Conflict-of-interest statement: All the authors report no relevant conflicts of interest for this article.
Open-Access: This article is an open-access article that was selected by an in-house editor and fully peer-reviewed by external reviewers. It is distributed in accordance with the Creative Commons Attribution NonCommercial (CC BY-NC 4.0) license, which permits others to distribute, remix, adapt, build upon this work non-commercially, and license their derivative works on different terms, provided the original work is properly cited and the use is non-commercial. See: https://creativecommons.org/Licenses/by-nc/4.0/
Corresponding author: Qian Qiao, PhD, Professor, Chinese Academy Medical Sciences, Fuwai Yunnan Hospital, No. 528 Shahe North Road, Northwest New District, Wuhua District, Kunming 650000, Yunnan Province, China. qiaoqian1102@163.com
Received: September 19, 2024 Revised: November 2, 2024 Accepted: December 17, 2024 Published online: January 26, 2025 Processing time: 124 Days and 1.4 Hours
Abstract
Sodium-glucose cotransporter-2 (SGLT-2) inhibitors represent a cutting-edge class of oral antidiabetic therapeutics that operate through selective inhibition of glucose reabsorption in proximal renal tubules, consequently augmenting urinary glucose excretion and attenuating blood glucose levels.
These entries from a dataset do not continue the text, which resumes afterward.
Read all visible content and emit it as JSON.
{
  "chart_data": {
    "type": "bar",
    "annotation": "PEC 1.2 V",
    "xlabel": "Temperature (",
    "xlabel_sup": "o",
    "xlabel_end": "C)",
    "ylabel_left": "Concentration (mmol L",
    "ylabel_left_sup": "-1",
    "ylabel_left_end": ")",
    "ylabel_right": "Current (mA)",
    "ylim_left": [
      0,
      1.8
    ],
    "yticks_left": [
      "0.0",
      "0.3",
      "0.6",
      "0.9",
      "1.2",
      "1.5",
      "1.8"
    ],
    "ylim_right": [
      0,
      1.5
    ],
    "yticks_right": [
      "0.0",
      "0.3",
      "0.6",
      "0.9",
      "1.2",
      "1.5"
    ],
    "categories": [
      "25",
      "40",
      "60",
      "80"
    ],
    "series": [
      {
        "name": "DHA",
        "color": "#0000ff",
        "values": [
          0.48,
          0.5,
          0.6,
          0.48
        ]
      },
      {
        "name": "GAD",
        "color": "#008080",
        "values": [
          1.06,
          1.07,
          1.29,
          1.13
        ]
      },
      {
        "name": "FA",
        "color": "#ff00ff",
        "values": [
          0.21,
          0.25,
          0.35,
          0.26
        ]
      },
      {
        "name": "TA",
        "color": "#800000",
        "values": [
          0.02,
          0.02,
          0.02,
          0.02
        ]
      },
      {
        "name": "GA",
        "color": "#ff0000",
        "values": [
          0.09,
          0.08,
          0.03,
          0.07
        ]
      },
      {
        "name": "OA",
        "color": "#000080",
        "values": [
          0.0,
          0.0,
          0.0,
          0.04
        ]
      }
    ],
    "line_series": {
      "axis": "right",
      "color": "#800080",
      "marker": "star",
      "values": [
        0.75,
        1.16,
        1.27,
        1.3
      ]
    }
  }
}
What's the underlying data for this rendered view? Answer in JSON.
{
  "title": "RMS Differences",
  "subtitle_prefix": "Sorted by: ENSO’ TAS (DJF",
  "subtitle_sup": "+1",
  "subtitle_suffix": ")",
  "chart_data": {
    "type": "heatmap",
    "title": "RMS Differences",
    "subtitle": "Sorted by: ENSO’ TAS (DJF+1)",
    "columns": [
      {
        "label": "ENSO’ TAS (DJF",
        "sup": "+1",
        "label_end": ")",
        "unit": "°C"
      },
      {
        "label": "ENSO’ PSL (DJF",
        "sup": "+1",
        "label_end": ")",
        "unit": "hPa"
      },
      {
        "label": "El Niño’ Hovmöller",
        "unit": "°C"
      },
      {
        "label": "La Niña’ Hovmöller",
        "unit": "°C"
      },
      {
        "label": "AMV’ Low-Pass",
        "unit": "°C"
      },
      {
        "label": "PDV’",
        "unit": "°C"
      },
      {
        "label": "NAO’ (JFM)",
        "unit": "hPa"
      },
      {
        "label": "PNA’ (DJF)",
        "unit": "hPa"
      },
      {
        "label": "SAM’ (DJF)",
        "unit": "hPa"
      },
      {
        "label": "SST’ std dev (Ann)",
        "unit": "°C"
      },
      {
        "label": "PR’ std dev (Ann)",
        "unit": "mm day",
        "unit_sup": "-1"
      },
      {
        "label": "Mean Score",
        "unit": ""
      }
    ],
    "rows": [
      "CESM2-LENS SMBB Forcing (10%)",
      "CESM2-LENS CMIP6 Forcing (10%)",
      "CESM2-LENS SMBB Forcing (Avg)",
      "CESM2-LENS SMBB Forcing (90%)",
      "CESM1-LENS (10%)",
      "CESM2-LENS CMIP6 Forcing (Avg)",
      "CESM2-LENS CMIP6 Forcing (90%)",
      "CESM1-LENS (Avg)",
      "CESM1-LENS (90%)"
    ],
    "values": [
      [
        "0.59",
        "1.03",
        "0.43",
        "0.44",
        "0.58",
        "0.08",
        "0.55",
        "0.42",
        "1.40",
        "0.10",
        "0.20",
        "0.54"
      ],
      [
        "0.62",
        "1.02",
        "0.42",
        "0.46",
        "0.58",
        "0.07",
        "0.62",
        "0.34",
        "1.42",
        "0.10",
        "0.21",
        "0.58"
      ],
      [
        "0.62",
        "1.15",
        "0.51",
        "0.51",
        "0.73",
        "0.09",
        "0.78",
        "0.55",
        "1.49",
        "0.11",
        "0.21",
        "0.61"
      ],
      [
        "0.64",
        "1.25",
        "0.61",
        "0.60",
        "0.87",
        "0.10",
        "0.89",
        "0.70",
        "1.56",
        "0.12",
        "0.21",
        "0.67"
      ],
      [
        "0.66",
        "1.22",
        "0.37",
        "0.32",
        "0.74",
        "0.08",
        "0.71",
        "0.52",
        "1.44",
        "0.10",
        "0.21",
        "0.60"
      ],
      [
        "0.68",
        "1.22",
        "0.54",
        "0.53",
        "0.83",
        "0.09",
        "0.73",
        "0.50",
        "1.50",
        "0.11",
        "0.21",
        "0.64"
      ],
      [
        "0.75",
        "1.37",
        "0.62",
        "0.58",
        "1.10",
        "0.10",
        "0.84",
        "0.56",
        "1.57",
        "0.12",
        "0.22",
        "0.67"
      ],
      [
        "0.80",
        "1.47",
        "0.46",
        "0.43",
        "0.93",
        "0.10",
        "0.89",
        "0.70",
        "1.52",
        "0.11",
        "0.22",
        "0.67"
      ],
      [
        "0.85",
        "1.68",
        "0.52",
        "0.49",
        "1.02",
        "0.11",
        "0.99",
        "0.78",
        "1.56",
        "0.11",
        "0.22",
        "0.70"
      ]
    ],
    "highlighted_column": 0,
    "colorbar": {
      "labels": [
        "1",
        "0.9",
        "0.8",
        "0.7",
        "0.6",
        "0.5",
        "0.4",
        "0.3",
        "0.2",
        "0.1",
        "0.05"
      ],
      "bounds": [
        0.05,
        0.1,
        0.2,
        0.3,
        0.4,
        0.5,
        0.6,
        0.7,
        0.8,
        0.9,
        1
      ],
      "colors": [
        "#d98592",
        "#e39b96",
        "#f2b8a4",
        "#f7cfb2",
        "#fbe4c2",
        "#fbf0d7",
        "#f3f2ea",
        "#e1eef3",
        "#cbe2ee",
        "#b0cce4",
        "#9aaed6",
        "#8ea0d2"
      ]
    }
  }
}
Extensive clinical investigations have demonstrated their profound cardiovascular efficacy. Parallel basic science research has elucidated the mechanistic pathways through which diverse SGLT-2 inhibitors beneficially modulate pulmonary vascular cells and arterial remodeling. Specifically, these inhibitors exhibit promising potential in enhancing pulmonary vascular endothelial cell function, suppressing pulmonary smooth muscle cell proliferation and migration, reversing pulmonary arterial remodeling, and maintaining hemodynamic equilibrium. This comprehensive review synthesizes current literature to delineate the mechanisms by which SGLT-2 inhibitors enhance pulmonary vascular cell function and reverse pulmonary remodeling, thereby offering novel therapeutic perspectives for pulmonary vascular diseases.
Core Tip: Sodium-glucose cotransporter-2 (SGLT2) inhibitors are innovative antidiabetic agents that lower blood glucose by promoting its excretion via the kidneys. Beyond their glucose-lowering effects, SGLT2 inhibitors have demonstrated significant cardiovascular benefits in clinical trials. Emerging basic science research indicates that SGLT2 inhibitors also positively impact pulmonary vascular health. They enhance the function of pulmonary vascular endothelial cells, inhibit the proliferation and migration of pulmonary smooth muscle cells, reverse pulmonary arterial remodeling, and help maintain hemodynamic stability. This review consolidates current findings on the mechanisms by which SGLT2 inhibitors improve pulmonary vascular cell function and arterial remodeling, suggesting new therapeutic possibilities for pulmonary vascular diseases.